In order to end the Boko Haram insurgency, Lamido proposed twin solutions: military intervention and social engagement. He commended the military for their ongoing efforts at dislodging the insurgents at their base in Sambisa Forest near Maiduguri. However, he said the Nigerian state must invest in the education and vocational training of young boys and girls in order to remove them from the influence of Boko Haram.
The University of Maiduguri has been the site of three attacks this year, the latest being on 20 May when a suicide bomber detonated an explosive outside the perimeter fence of the university.
The blast took place barely 48 hours after three male suicide bombers suspected of being Boko Haram members attempted to attack the university’s female hostel. The attack was foiled. All three suicide bombers were killed and three security personnel injured.
The attack on two sections of the university was confirmed at a press conference by Abu Babati, president of the University of Maiduguri Students Union, who said that the attack on the hostel seemed to be a bid to abduct some female students.
Earlier last month, on 13 May, the university’s mechanical section of the works department was the site of another attack by a male and female suicide bomber. The incident killed a security guard and injured a soldier.
And on 16 January, Professor of Veterinary Medicine Aliyu Mani was killed, along with others, by suicide bombers while he and others were worshipping in the university mosque in the heart of the campus.
In a recorded video message, Abubakar Shekau, leader of Boko Haram, claimed responsibility for the attack in response to the “ungodly” activities of the university community.
Evacuations and reinforcements
In response to fears that Boko Haram insurgents may be emboldened to carry out more sophisticated attacks, the Kwara state government in western Nigeria has evacuated female students who hail from Kwara and have taken them to the state capital Ilorin. More state governments are planning to evacuate their students if the situation further degenerates.
Meanwhile President Muhammadu Buhari has ordered more military reinforcements around the campus perimeter. In addition, the university authorities have employed traditional local hunters and vigilantes to patrol and monitor footpaths leading to the campus.

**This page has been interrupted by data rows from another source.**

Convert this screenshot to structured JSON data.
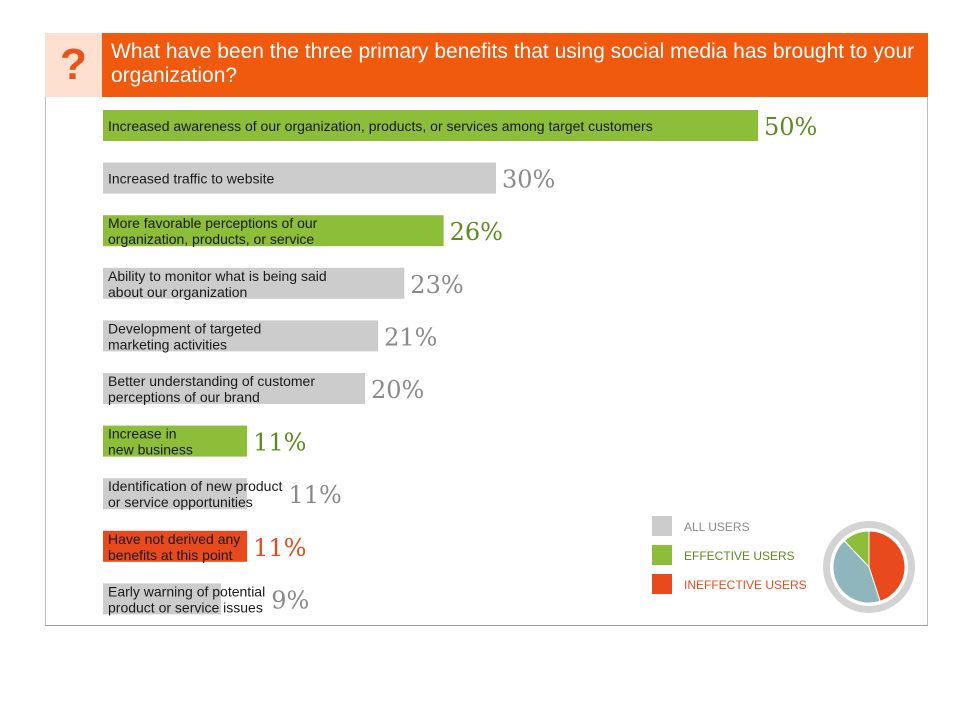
{
  "question": {
    "mark": "?",
    "title": "What have been the three primary benefits that using social media has brought to your organization?"
  },
  "colors": {
    "all_users": "#cccccc",
    "effective": "#8dbe3a",
    "ineffective": "#e84a1e",
    "all_users_text": "#8a8a8a",
    "effective_text": "#5e8a1e",
    "ineffective_text": "#e84a1e",
    "header": "#ef5a0f"
  },
  "chart_data": {
    "type": "bar",
    "orientation": "horizontal",
    "unit": "%",
    "xlim": [
      0,
      50
    ],
    "items": [
      {
        "label": [
          "Increased awareness of our organization, products, or services among target customers"
        ],
        "value": 50,
        "value_label": "50%",
        "group": "effective"
      },
      {
        "label": [
          "Increased traffic to website"
        ],
        "value": 30,
        "value_label": "30%",
        "group": "all_users"
      },
      {
        "label": [
          "More favorable perceptions of our",
          "organization, products, or service"
        ],
        "value": 26,
        "value_label": "26%",
        "group": "effective"
      },
      {
        "label": [
          "Ability to monitor what is being said",
          "about our organization"
        ],
        "value": 23,
        "value_label": "23%",
        "group": "all_users"
      },
      {
        "label": [
          "Development of targeted",
          "marketing activities"
        ],
        "value": 21,
        "value_label": "21%",
        "group": "all_users"
      },
      {
        "label": [
          "Better understanding of customer",
          "perceptions of our brand"
        ],
        "value": 20,
        "value_label": "20%",
        "group": "all_users"
      },
      {
        "label": [
          "Increase in",
          "new business"
        ],
        "value": 11,
        "value_label": "11%",
        "group": "effective"
      },
      {
        "label": [
          "Identification of new product",
          "or service opportunities"
        ],
        "value": 11,
        "value_label": "11%",
        "group": "all_users"
      },
      {
        "label": [
          "Have not derived any",
          "benefits at this point"
        ],
        "value": 11,
        "value_label": "11%",
        "group": "ineffective"
      },
      {
        "label": [
          "Early warning of potential",
          "product or service issues"
        ],
        "value": 9,
        "value_label": "9%",
        "group": "all_users"
      }
    ],
    "legend": {
      "position": "bottom-right",
      "entries": [
        {
          "name": "ALL USERS",
          "group": "all_users"
        },
        {
          "name": "EFFECTIVE USERS",
          "group": "effective"
        },
        {
          "name": "INEFFECTIVE USERS",
          "group": "ineffective"
        }
      ]
    },
    "legend_pie": {
      "type": "pie",
      "slices": [
        {
          "group": "ineffective",
          "value": 45
        },
        {
          "group": "all_users",
          "value": 43
        },
        {
          "group": "effective",
          "value": 12
        }
      ]
    }
  }
}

According to Kuna, Boko Haram is not an Islamic movement because its leadership does not understand the tenets of Islam.
“Islam is a religion of peace and of human solidarity. Boko Haram is simply a terrorist organisation hiding behind Islamic narratives to commit anarchy, destruction, chaos and mistrust amongst members of different faiths," he told University World News.

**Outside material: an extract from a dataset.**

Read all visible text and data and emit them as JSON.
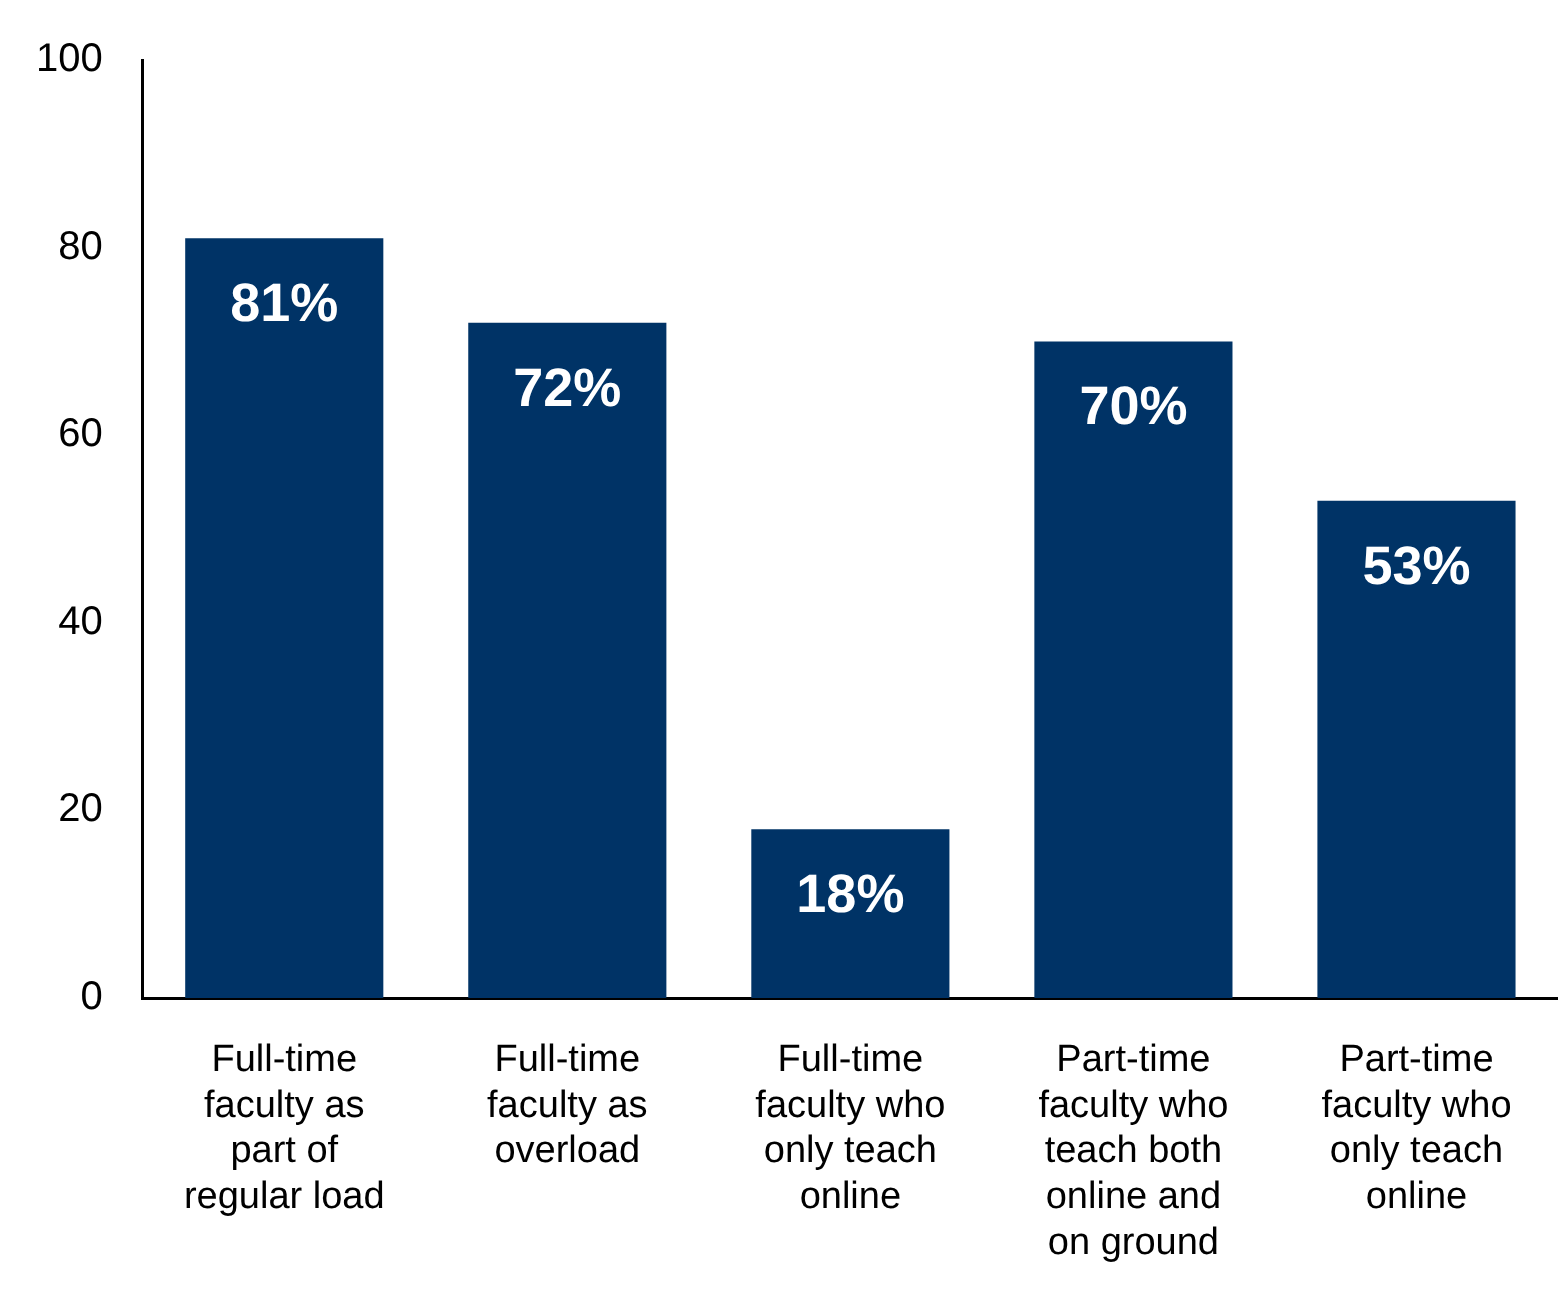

According to its online manifesto, the aim of Boko Haram is the ultimate establishment, through jihad or holy war, of a world-wide pan Islamic kingdom governed by Sharia law and ruled by a caliphate.
Kuna said the young Boko Haram recruits were under the influence of “hard drugs” when they undertook their suicide operations.
“There is a need for the military to debrief those captured during operations by soldiers in order to understand in detail their readiness to undertake suicidal missions … These debriefings would assist all of us to understand this worrisome phenomenon,” he said, adding that suicide bombers and suicide bombings are not inherent to African cultures. “They came from non-African cultures,” he said.
He warned that with the big losses sustained by Boko Haram at the hands of the military, the insurgents have moved to the cities to attack “soft” targets like university campuses, especially in the North, as well as churches, mosques and markets.